I'd be careful about making any assumptions there. I assume the sharks are pretty smart in their own fashion. As stated, they've done a fair bit of work with shark training. Shedd Aquarium has some of theirs trained to approach the feeding station on cue, with the cue being a PVC shape lowered into the water. Each shark has its own cue; they do this to monitor what each animal is being fed and avoid squabbling at the table. There's even at least one study I know of with lemon shark pups that shows they can learn from watching each other. I'm not going to expect them to give Flipper a run for his money, but I've seen a few opinions from credible scientists that some shark species aren't that far off from domestic dogs and cats.

Personally, I find that thought makes me feel a little safer. A very simple-minded animal is operating on a basic stimulus -> response mechanism. The more complex the animal, the more likely some form of evaluation and reasoning is involved in that process. To me, that means the more links in the chain where the animal will notice something doesn't fit the pattern and back off to evaluate it. To me the best deterrent we have to shark attack as divers isn't our mammalian nature or weird appearance; it's that often we're almost as big as they are, and in the ocean you don't pick on something big enough to hurt you unless it's near-dead or you can catch it unawares and take it out fast. I was doing some background research today on tiger sharks and was somewhat surprised at their juvenile mortality and growth rates; they basically come out very vulnerable and get picked off in droves while growing very quickly (~4 years) to reach a respectable size of 6-8 feet where they can't get gobbled down (mostly by other sharks). Lemon sharks are somewhat better off, but about 80% of them don't make it to maturity. That probably has a lot to do with how cautious they normally are around divers, and why I don't see them assuming any bubble-blower is a friendly snack machine.

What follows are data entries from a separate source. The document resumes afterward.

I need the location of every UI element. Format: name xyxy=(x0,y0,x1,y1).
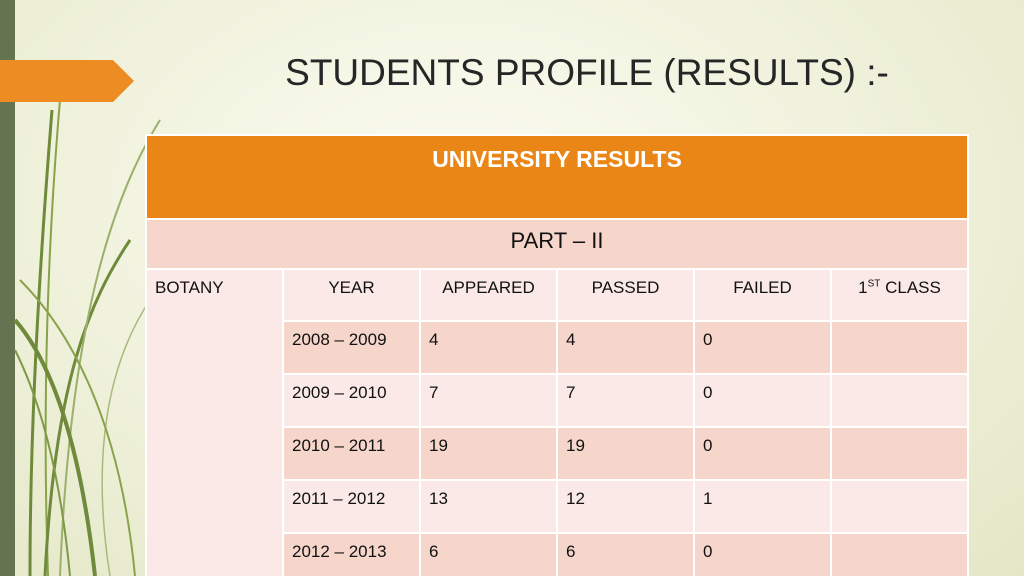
cell-first-class xyxy=(831,321,968,374)
column-header-first-class xyxy=(831,269,968,321)
cell-failed: 1 xyxy=(694,480,831,533)
column-header-passed: PASSED xyxy=(557,269,694,321)
cell-failed: 0 xyxy=(694,321,831,374)
cell-passed: 4 xyxy=(557,321,694,374)
cell-first-class xyxy=(831,480,968,533)
cell-year: 2012 – 2013 xyxy=(283,533,420,576)
cell-passed: 19 xyxy=(557,427,694,480)
first-class-sup: ST xyxy=(867,278,881,290)
cell-appeared: 7 xyxy=(420,374,557,427)
title-arrow-tab xyxy=(0,60,134,102)
cell-failed: 0 xyxy=(694,533,831,576)
cell-appeared: 13 xyxy=(420,480,557,533)
column-header-failed: FAILED xyxy=(694,269,831,321)
cell-failed: 0 xyxy=(694,427,831,480)
cell-passed: 6 xyxy=(557,533,694,576)
cell-passed: 12 xyxy=(557,480,694,533)
column-header-appeared: APPEARED xyxy=(420,269,557,321)
table-header: UNIVERSITY RESULTS xyxy=(146,135,968,219)
cell-year: 2011 – 2012 xyxy=(283,480,420,533)
cell-failed: 0 xyxy=(694,374,831,427)
column-header-year: YEAR xyxy=(283,269,420,321)
cell-year: 2008 – 2009 xyxy=(283,321,420,374)
university-results-table xyxy=(145,134,969,576)
first-class-num: 1 xyxy=(858,278,868,297)
cell-appeared: 4 xyxy=(420,321,557,374)
cell-first-class xyxy=(831,427,968,480)
subject-cell: BOTANY xyxy=(146,269,283,576)
cell-passed: 7 xyxy=(557,374,694,427)
cell-year: 2009 – 2010 xyxy=(283,374,420,427)
cell-year: 2010 – 2011 xyxy=(283,427,420,480)
part-label: PART – II xyxy=(146,219,968,269)
first-class-rest: CLASS xyxy=(880,278,941,297)
cell-first-class xyxy=(831,374,968,427)
cell-first-class xyxy=(831,533,968,576)
slide-title: STUDENTS PROFILE (RESULTS) :- xyxy=(285,52,889,93)
cell-appeared: 19 xyxy=(420,427,557,480)
cell-appeared: 6 xyxy=(420,533,557,576)
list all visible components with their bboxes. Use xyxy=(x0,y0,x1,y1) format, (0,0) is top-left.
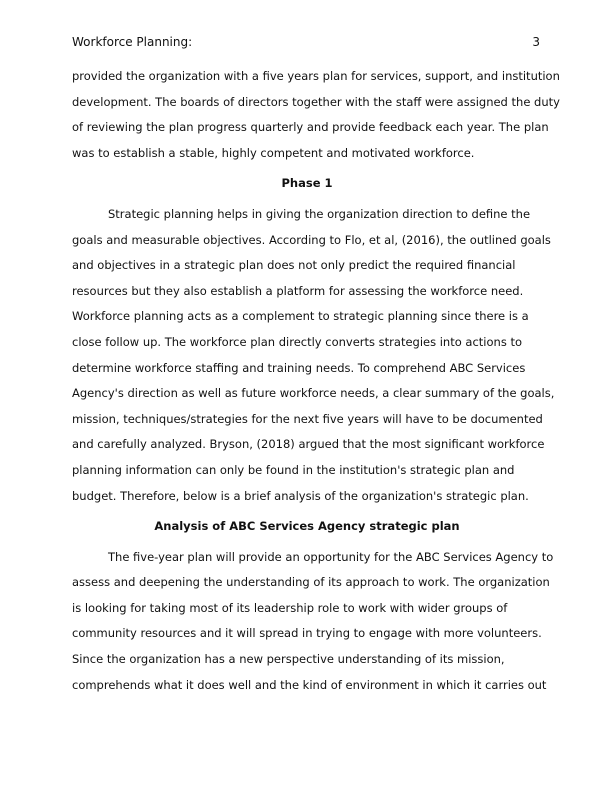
text-line: budget. Therefore, below is a brief analysis of the organization's strategic plan. xyxy=(72,488,529,503)
paragraph-1 xyxy=(72,64,560,166)
text-line: of reviewing the plan progress quarterly and provide feedback each year. The plan xyxy=(72,120,549,135)
text-line: and objectives in a strategic plan does not only predict the required financial xyxy=(72,258,516,273)
section-heading-analysis: Analysis of ABC Services Agency strategic plan xyxy=(154,519,460,534)
text-line: close follow up. The workforce plan directly converts strategies into actions to xyxy=(72,334,523,349)
text-line: was to establish a stable, highly competent and motivated workforce. xyxy=(72,145,475,160)
page-number: 3 xyxy=(532,35,540,49)
text-line: development. The boards of directors together with the staff were assigned the duty xyxy=(72,94,560,109)
text-line: is looking for taking most of its leadership role to work with wider groups of xyxy=(72,600,508,615)
text-line: planning information can only be found in the institution's strategic plan and xyxy=(72,462,515,477)
text-line: resources but they also establish a platform for assessing the workforce need. xyxy=(72,283,524,298)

There are some pieces here by the late R. Aidan Martin which give a fair layman's overview of what we know of shark cognition:

Inside the Mind of a Killer
Biology of the Porbeagle

Also, I would highly recommend the nonfiction book Shark Trouble, written by Peter Benchley back in 2002. In addition to having a rather matter-of-fact take on the infamous 2001 "Summer of the Shark" (which was actually a slightly less active year for attacks worldwide than the prior year; basically the media had nothing to report on and then a kid got his arm ripped off by a bull shark), there's a number of anecdotes regarding writing books and diving. One that combines the two is how he got the inspiration for The Girl of the Sea of Cortez (my absolute all-time favorite book); if the story he tells about one manta they encountered on a Howard Hall expedition is even half true there's no way I'd classify those critters as simple or stupid.